How To Disappear Completely: Adieux lumineux
Scène

How To Disappear Completely: Adieux lumineux

Présenté à l’Usine C il y a deux ans, How To Disappear Completely d’Itai Erdal revient au Québec, cette fois au Centre Segal, après une tournée qu’il l’a amené en Europe, au Canada et aux États-Unis.

Itai Erdal n’est pas comédien. C’est du moins ce que l’artiste canadien d’origine israélienne affirme d’emblée avant d’entamer ce spectacle solo où son humour, son charisme et son appétit de vivre en font un conteur d’exception. L’aisance avec laquelle il se livre et interagit avec le public semble innée et bien qu’il ne se considère pas acteur, son monologue captive, fait rire et émeut.
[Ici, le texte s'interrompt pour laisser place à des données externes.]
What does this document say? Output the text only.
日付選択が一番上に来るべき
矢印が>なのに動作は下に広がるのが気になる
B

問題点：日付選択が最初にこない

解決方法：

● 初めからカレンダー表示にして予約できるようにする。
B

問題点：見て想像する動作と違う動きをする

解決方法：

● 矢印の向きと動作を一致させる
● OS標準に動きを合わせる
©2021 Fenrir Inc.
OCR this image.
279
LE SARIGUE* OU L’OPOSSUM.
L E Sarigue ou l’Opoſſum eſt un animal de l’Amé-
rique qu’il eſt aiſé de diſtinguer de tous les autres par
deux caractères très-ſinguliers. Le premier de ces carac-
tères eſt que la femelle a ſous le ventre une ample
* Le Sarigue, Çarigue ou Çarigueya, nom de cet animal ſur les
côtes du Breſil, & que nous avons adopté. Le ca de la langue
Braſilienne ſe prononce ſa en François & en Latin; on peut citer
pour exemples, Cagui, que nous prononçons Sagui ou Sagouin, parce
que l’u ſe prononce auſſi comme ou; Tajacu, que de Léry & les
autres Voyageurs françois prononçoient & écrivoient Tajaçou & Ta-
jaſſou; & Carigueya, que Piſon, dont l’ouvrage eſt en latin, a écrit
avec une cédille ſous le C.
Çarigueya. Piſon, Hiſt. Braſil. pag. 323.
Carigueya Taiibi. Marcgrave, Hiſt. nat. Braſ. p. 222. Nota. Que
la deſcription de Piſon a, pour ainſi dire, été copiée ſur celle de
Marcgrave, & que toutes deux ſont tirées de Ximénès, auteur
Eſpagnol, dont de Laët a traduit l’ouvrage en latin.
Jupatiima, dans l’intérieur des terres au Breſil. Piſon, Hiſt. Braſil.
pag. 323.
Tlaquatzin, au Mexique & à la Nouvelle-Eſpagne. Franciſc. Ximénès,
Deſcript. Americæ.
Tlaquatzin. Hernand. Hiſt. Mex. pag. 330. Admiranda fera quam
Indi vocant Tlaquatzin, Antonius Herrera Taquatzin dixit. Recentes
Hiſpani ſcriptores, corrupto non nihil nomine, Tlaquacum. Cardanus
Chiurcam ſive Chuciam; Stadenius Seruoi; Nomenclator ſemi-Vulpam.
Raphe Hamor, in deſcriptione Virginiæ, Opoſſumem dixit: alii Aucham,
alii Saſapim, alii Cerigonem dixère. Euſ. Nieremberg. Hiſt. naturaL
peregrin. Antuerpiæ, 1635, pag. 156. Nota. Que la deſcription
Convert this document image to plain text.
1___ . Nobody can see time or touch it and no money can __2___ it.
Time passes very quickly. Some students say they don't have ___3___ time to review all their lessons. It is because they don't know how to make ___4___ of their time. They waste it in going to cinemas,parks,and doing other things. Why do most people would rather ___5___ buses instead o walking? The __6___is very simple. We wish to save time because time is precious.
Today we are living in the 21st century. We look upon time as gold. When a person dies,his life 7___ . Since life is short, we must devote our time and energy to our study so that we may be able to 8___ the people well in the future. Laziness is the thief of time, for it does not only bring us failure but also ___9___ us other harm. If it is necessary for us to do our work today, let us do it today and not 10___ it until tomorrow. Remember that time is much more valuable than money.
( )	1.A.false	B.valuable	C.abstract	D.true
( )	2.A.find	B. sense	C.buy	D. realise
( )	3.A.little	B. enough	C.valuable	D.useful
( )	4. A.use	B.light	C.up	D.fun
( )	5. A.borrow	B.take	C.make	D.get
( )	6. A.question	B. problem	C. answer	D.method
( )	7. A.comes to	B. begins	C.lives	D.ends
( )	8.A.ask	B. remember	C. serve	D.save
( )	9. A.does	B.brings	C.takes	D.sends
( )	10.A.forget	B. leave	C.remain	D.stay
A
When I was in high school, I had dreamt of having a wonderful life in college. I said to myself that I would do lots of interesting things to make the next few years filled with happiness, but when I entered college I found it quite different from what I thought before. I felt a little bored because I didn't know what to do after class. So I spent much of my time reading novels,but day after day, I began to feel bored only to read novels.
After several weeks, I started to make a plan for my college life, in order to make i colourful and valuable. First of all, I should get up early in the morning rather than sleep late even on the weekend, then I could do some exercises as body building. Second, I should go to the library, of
Avec candeur et enthousiasme, il présente la véritable vedette de ce spectacle: sa mère.

Après avoir appris, il y a dix-sept ans, que sa mère n’avait plus que quelques mois à vivre, Erdal a pris un vol vers Israël, caméra à la main, déterminé à se rapprocher d’elle dans ses derniers moments, à documenter sa résilience et la détérioration de son état de santé. Ces images devaient servir à créer un film documentaire; Erdal en a fait un théâtre autobiographique. Dans ce qu’il a filmé dans les premières semaines suivant son arrivée, sa famille – sa sœur et son beau-père – se livrent franchement avec leur lot d’opinions et d’émotions différentes sur la vie, la maladie et la mort, qu’elle soit mentionnée ou non. Ces courts moments vidéos en hébreu traduits simultanément vers l’anglais par Erdal sur scène invitent le spectateur dans cet échange qui semble être fait en direct.  Ce procédé simple créé une intimité avec les proches d’Erdal, comme s’ils se livraient directement à nous, tandis que l’artiste s’assure de briser la barrière linguistique.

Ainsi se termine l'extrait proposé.